Member Amy O’Donnell suggested that letting in outsiders “should not be an all or nothing thing.” She noted that the popular basketball program has difficulty getting gym space. More participants would exacerbate the need.

“I’d like to know why we have never discussed this before,” said vice chair Laura Hanson, who has been on the commission for several years. “In all my time on Parks & Rec, this has never some up before, except for the beach.”

Added Hanson: “We had a serious lack of policy.”

Lewitus highlighted the adult pickup leagues, where non-residents play pickup field hockey and basketball. He also noted that he has received calls from parents in neighboring towns whose children didn’t make a basketball team but would like an opportunity to play.

He added that he is exploring the idea of a high school basketball league for kids who didn’t make their high school or junior varsity teams.

Policies need to be codified, Lewitus said, because ad hoc acceptances are difficult to monitor. At the next meeting on Dec. 28, he will present several options for the commission to consider.

Said Terry: “I don’t want to have a policy that’s so restrictive that we can’t do what makes sense.”

O’Donnell’s concern was that an influx of out-of-towners might prevent longstanding residents from registering. Some residents are used to signing up late and may miss an opportunity to sign up for a program. Lewitus explained that “the policy needs to be tightened up a little bit.”

Terry suggested that registration be offered first to Hopkinton residents. A wait list then could accept area residents.
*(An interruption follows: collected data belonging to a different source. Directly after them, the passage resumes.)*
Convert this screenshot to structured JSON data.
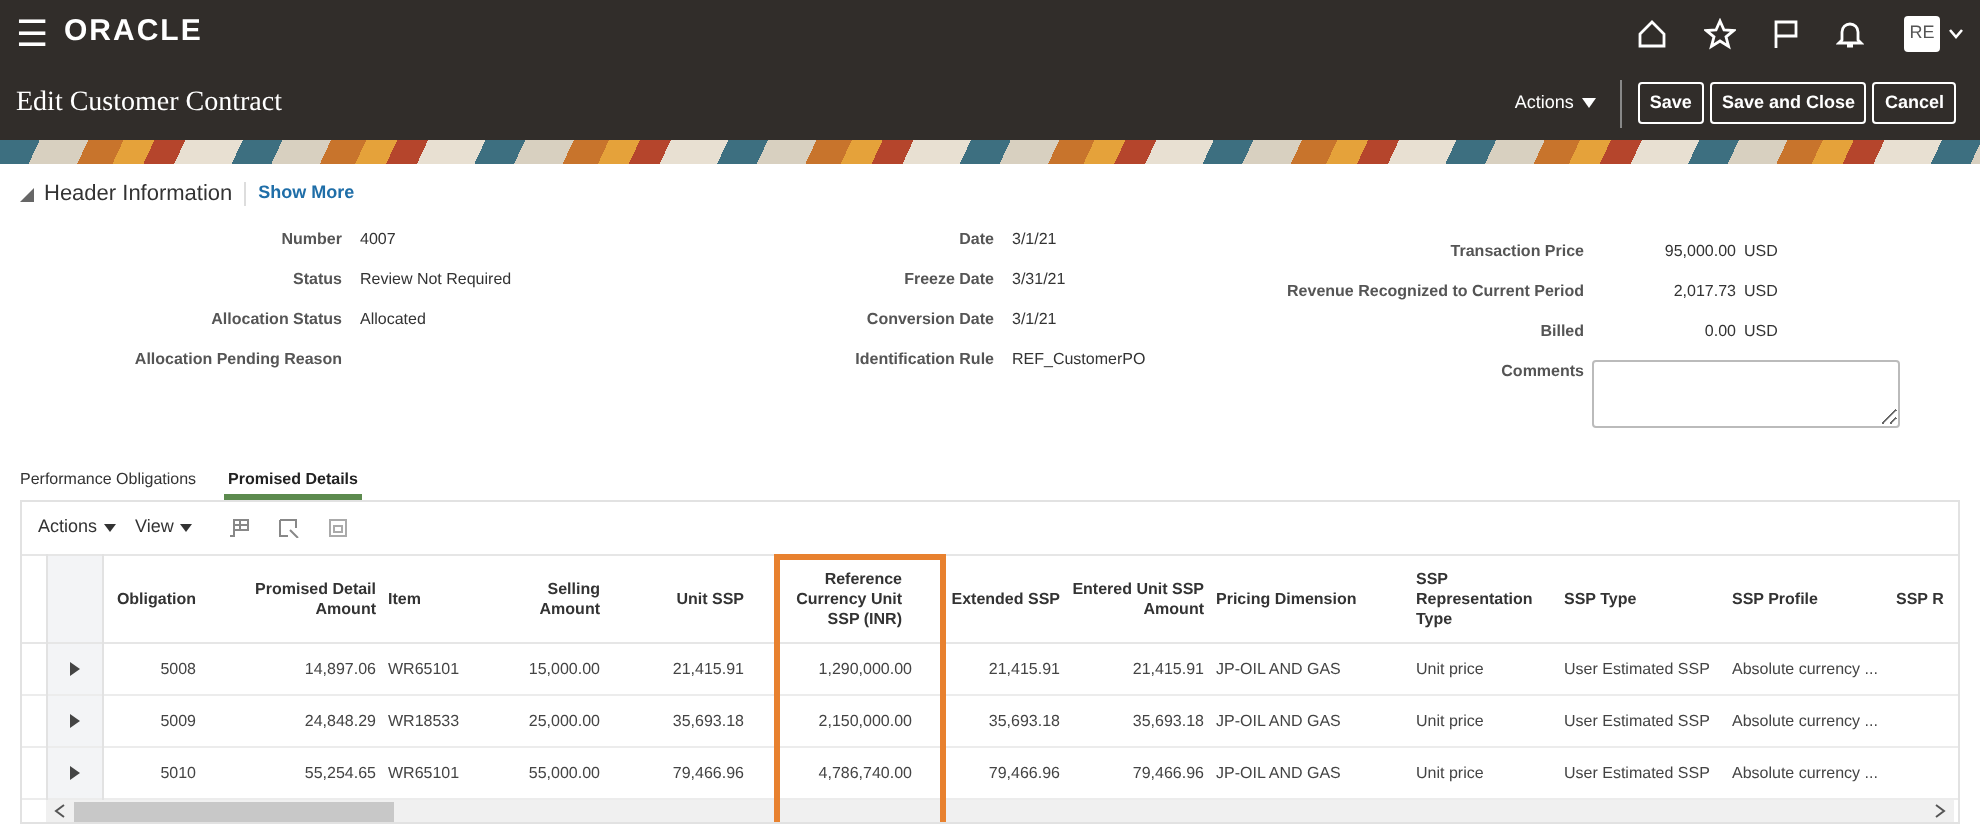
{
  "top_bar": {
    "menu_icon": "☰",
    "logo": "ORACLE",
    "user_initials": "RE"
  },
  "title_bar": {
    "title": "Edit Customer Contract",
    "actions": "Actions",
    "buttons": [
      "Save",
      "Save and Close",
      "Cancel"
    ]
  },
  "header": {
    "section": "Header Information",
    "expanded": true,
    "link": "Show More"
  },
  "fields_left": [
    {
      "label": "Number",
      "value": "4007"
    },
    {
      "label": "Status",
      "value": "Review Not Required"
    },
    {
      "label": "Allocation Status",
      "value": "Allocated"
    },
    {
      "label": "Allocation Pending Reason"
    }
  ],
  "fields_middle": [
    {
      "label": "Date",
      "value": "3/1/21"
    },
    {
      "label": "Freeze Date",
      "value": "3/31/21"
    },
    {
      "label": "Conversion Date",
      "value": "3/1/21"
    },
    {
      "label": "Identification Rule",
      "value": "REF_CustomerPO"
    }
  ],
  "fields_right": [
    {
      "label": "Transaction Price",
      "value": "95,000.00",
      "currency": "USD"
    },
    {
      "label": "Revenue Recognized to Current Period",
      "value": "2,017.73",
      "currency": "USD"
    },
    {
      "label": "Billed",
      "value": "0.00",
      "currency": "USD"
    }
  ],
  "comments": {
    "label": "Comments"
  },
  "tabs": [
    {
      "label": "Performance Obligations",
      "selected": false
    },
    {
      "label": "Promised Details",
      "selected": true
    }
  ],
  "toolbar": {
    "menus": [
      "Actions",
      "View"
    ]
  },
  "table": {
    "columns": [
      {
        "label": "Obligation",
        "kind": "number",
        "highlighted": false
      },
      {
        "label": "Promised Detail Amount",
        "kind": "number",
        "highlighted": false
      },
      {
        "label": "Item",
        "kind": "text",
        "highlighted": false
      },
      {
        "label": "Selling Amount",
        "kind": "number",
        "highlighted": false
      },
      {
        "label": "Unit SSP",
        "kind": "number",
        "highlighted": false
      },
      {
        "label": "Reference Currency Unit SSP (INR)",
        "kind": "number",
        "highlighted": true
      },
      {
        "label": "Extended SSP",
        "kind": "number",
        "highlighted": false
      },
      {
        "label": "Entered Unit SSP Amount",
        "kind": "number",
        "highlighted": false
      },
      {
        "label": "Pricing Dimension",
        "kind": "text",
        "highlighted": false
      },
      {
        "label": "SSP Representation Type",
        "kind": "text",
        "highlighted": false
      },
      {
        "label": "SSP Type",
        "kind": "text",
        "highlighted": false
      },
      {
        "label": "SSP Profile",
        "kind": "text",
        "highlighted": false
      },
      {
        "label": "SSP R",
        "kind": "text",
        "highlighted": false
      }
    ],
    "rows": [
      {
        "expanded": false,
        "cells": [
          "5008",
          "14,897.06",
          "WR65101",
          "15,000.00",
          "21,415.91",
          "1,290,000.00",
          "21,415.91",
          "21,415.91",
          "JP-OIL AND GAS",
          "Unit price",
          "User Estimated SSP",
          "Absolute currency ..."
        ]
      },
      {
        "expanded": false,
        "cells": [
          "5009",
          "24,848.29",
          "WR18533",
          "25,000.00",
          "35,693.18",
          "2,150,000.00",
          "35,693.18",
          "35,693.18",
          "JP-OIL AND GAS",
          "Unit price",
          "User Estimated SSP",
          "Absolute currency ..."
        ]
      },
      {
        "expanded": false,
        "cells": [
          "5010",
          "55,254.65",
          "WR65101",
          "55,000.00",
          "79,466.96",
          "4,786,740.00",
          "79,466.96",
          "79,466.96",
          "JP-OIL AND GAS",
          "Unit price",
          "User Estimated SSP",
          "Absolute currency ..."
        ]
      }
    ]
  }
}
Another issue that the commission considered was the allocation of scholarship funds for lower-income families. Lewitus noted that the policy is published on the Parks & Rec website.

While some towns ask for financial assistance information from the schools, Lewitus said others are more strict and require income tax returns. He appeared to lean toward Hopkinton’s present policy of using school verification of financial need.
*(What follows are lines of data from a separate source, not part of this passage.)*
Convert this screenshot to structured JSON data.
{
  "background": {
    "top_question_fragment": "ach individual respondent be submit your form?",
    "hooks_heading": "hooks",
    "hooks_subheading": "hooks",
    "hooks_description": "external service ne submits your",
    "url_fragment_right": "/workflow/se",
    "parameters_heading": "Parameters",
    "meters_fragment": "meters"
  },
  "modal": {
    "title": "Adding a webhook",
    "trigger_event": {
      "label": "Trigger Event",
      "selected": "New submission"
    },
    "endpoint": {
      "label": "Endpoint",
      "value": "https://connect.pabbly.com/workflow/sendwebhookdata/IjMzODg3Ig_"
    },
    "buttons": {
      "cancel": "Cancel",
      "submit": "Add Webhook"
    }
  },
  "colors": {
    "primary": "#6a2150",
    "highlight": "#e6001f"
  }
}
Currently, eligible families receive a $1,500 annual credit for department-run programs. He asked if commissioners wanted to consider changing the amount, whether percentages of aid should be given based on income, how need is verified, and if the aid should also go toward vendor-based programs.

Terry noted that a vendor procurement policy may need to be established. Lewitus noted that many vendors will align themselves with a community’s scholarship policy.
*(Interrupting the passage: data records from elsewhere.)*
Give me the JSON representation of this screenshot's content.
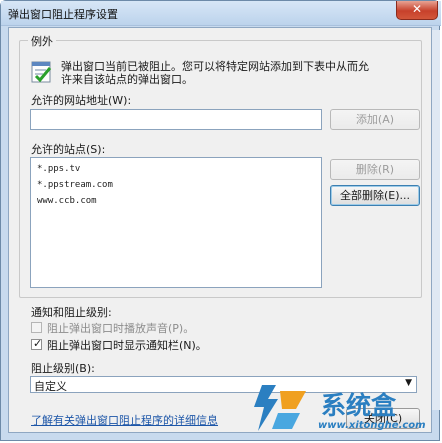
{
  "window": {
    "title": "弹出窗口阻止程序设置",
    "close_label": "✕"
  },
  "exceptions": {
    "legend": "例外",
    "description_line1": "弹出窗口当前已被阻止。您可以将特定网站添加到下表中从而允",
    "description_line2": "许来自该站点的弹出窗口。",
    "address_label": "允许的网站地址(W):",
    "address_value": "",
    "add_button": "添加(A)",
    "allowed_sites_label": "允许的站点(S):",
    "allowed_sites": [
      "*.pps.tv",
      "*.ppstream.com",
      "www.ccb.com"
    ],
    "remove_button": "删除(R)",
    "remove_all_button": "全部删除(E)..."
  },
  "notifications": {
    "section_label": "通知和阻止级别:",
    "play_sound_label": "阻止弹出窗口时播放声音(P)。",
    "play_sound_checked": false,
    "show_bar_label": "阻止弹出窗口时显示通知栏(N)。",
    "show_bar_checked": true,
    "block_level_label": "阻止级别(B):",
    "block_level_value": "自定义"
  },
  "footer": {
    "learn_more_link": "了解有关弹出窗口阻止程序的详细信息",
    "close_button": "关闭(C)"
  },
  "watermark": {
    "brand": "系统盒",
    "url": "www.xitonghe.com"
  },
  "colors": {
    "accent": "#1d56a8",
    "close_red": "#c7412b",
    "watermark_blue": "#2b7fc1"
  }
}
Commissioners discussed the need to offer scholarships versus the ability to maintain slots for paying customers. The issue will be revisited at a future meeting, where Lewitus will present financial data on registrations.

Girl Scout gaga pit concept approved 4-0

Members of Girl Scout Troop 62495 presented their proposal to create a playing area for gaga — a dodgeball-style game — at EMC Park, which the commission approved in a 4-0 vote once its portability was clarified.

Troop Lina Gill noted that the eight eighth grade Girl Scouts involved in the project have been together in the troop since kindergarten. A past project they created three years ago was the Bee Kindness Garden. 

Said Lina Gill: “They have been committed not just to Scouting but to each other.”

Scouts Isabella Gill, Siya Bonala, Charlotte Diana and Olivia Thompson took turns explaining aspects of the gaga pit project and involvement in the troop. They are seeking to earn a Silver Award upon its completion.

The gaga pit will be either hexagonal or octagonal in shape and be 20 feet in diameter on a 25 square foot plot of land. It is made of high-grade durable wood composite that can be assembled or disassembled with relative ease. It will cost approximately $3,400, which they plan to raise through various fundraisers, donations and cookie sales. They plan to put it next to the paved Boy Scout map at EMC Park.

Lina Gill noted that the gaga pit at Sandy Beach is only open to residents, whereas this one could attract people outside of town.

“We chose gaga ball because of its inclusivity and social benefits,” said Bonala. “It also evens the playing field, and anyone from any age can play.”

Commissioners noted that there are plans for the skate park in motion at EMC Park, and more facilities and programming may occur there. Concerns were alleviated when the Scouts explained that the gaga pit could be deconstructed and moved.